Mungkin kita berhutang kepada cara berpikir Jawa karena aspek-aspek yang kurang dikenal dari riwayat hidup KAS yang bersifat agak legendaris tersebut, yaitu motif-motif dan penilaian terhadap tindakan-tindakannya, dapat dipahami dengan baik. Demikianlah Pangeran Suryomentaram–Siddharta meninggalkan istananya untuk menyibak penderitaan manusia, kemudian mengawali pencarian yang berakhir pada “pencerahan” (bahkan nama yang dipilih untuk tempat peristirahatannya, Bringin, memiliki makna yang penting); Budha–Suryomentaram menunjukkan “jalan tengah”. Ada Suryomentaram yang sangat kecewa, bahkan muak, dengan kondisi-kondisi yang dia jumpai di keraton. Perilakunya sama dengan yang ditunjukkan oleh pemberontak sebelumnya, contoh-contoh yang mewarnai sejarah Mataram. Pemberontakannya (madeg kraman) seperti yang dilakukan Diponegoro,1 dipicu oleh sebuah kemerosotan moral dan perselisihan dalam keluarga, sekalipun pada kasus ini tidak menimbulkan implikasi-implikasi tertentu bagi kekuasaan keraton. Wujud pemberontakan Diponegoro ini dapat dilihat dari caranya berpakaian (bisa dilihat dari jubah dan sorbannya), caranya berlindung dalam laku spiritual, dan caranya kerap berkunjung ke tempat-tempat yang tidak terjangkau cengkeraman kekuasaan. Diponegoro juga menyepi di Goa Langse dan menyusuri Pantai Parangtritis. Perilaku seperti itu mungkin dapat dianggap sebagai tanda-tanda bagi sebuah “kebangkitan karisma”, yang dapat memancing ketakutan penguasa. Bringin, seperti halnya Tegalrejo, merupakan tempat di mana dia mampu menarik diri, yang membuatnya bisa melepaskan diri dari kontrol kekuasaan, dan selanjutnya menjadi tempat dari mana sebuah tatanan moral baru dihasilkan.

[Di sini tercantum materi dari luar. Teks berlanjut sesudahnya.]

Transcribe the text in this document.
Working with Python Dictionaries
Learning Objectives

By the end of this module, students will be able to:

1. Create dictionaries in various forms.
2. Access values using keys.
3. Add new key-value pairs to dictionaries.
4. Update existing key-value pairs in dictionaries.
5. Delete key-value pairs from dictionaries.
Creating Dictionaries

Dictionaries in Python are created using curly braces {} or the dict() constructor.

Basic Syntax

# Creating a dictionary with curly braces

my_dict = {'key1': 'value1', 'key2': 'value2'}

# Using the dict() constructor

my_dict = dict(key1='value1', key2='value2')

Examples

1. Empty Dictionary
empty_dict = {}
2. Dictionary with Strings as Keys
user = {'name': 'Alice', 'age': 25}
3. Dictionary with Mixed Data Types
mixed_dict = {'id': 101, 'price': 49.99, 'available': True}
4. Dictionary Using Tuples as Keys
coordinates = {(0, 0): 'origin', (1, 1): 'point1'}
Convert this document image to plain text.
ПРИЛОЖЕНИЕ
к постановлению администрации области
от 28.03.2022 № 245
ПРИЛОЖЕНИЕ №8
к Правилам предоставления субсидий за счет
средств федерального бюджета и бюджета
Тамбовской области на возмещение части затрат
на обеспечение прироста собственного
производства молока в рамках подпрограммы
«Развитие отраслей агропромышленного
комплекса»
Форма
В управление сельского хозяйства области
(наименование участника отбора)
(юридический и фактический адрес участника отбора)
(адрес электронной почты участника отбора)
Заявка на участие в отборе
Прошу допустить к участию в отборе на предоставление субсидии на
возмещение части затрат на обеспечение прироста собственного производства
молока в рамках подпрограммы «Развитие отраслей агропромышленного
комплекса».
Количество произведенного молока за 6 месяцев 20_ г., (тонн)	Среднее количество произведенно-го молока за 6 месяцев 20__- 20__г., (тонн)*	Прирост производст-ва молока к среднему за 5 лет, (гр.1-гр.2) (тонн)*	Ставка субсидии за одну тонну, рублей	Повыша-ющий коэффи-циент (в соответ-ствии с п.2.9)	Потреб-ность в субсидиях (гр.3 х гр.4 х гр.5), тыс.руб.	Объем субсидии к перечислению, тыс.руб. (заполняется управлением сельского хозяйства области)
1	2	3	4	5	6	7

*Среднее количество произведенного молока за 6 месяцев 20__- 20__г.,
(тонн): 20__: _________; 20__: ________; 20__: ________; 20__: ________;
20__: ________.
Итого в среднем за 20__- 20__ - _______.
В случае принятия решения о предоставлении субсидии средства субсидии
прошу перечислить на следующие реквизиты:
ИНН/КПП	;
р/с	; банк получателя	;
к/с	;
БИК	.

Namun, waktu telah berubah sejak Diponegoro. Bangkitnya kesadaran nasional dan pembebasan masyarakat merupakan tujuan dari jihad jenis baru. Pendidikan adalah yang terpenting. Editor edisi Indonesia karya-karya Suryomentaram memiliki alasan yang bagus untuk menyebut Krishnamurti. Apakah KAS telah membaca karya-karyanya? Nampaknya demikian.2 Di berbagai kesempatan, keduanya berbagi (menyuarakan) gagasan pendidikan yang sama. Mereka menyebut gagasan-gagasan sezamannya (melalui ungkapan): “Belajar mengenal diri sendiri,” “kebijaksanaan adalah jalan tengah di antara dua ekstrem,” “kamu adalah orang lain.” Apa yang mereka sampaikan itu tak terikat waktu alias universal.3 Selanjutnya, Suryomentaram adalah guru; seperti juga Ki Hajar. Namun, Ki Hajar telah mengasimilasikan teori-teori pendidikan Barat dan menulis untuk para intelektual di generasinya, mengarahkan tindakan-tindakannya dalam pengertian konflik kebudayaan—baginya “Pembaratan” (Westernization) bersifat problematis. Sementara hal ini tidak berlaku bagi Ki Ageng, yang tidak merasa perlu menampilkan warisan kebudayaan Jawa.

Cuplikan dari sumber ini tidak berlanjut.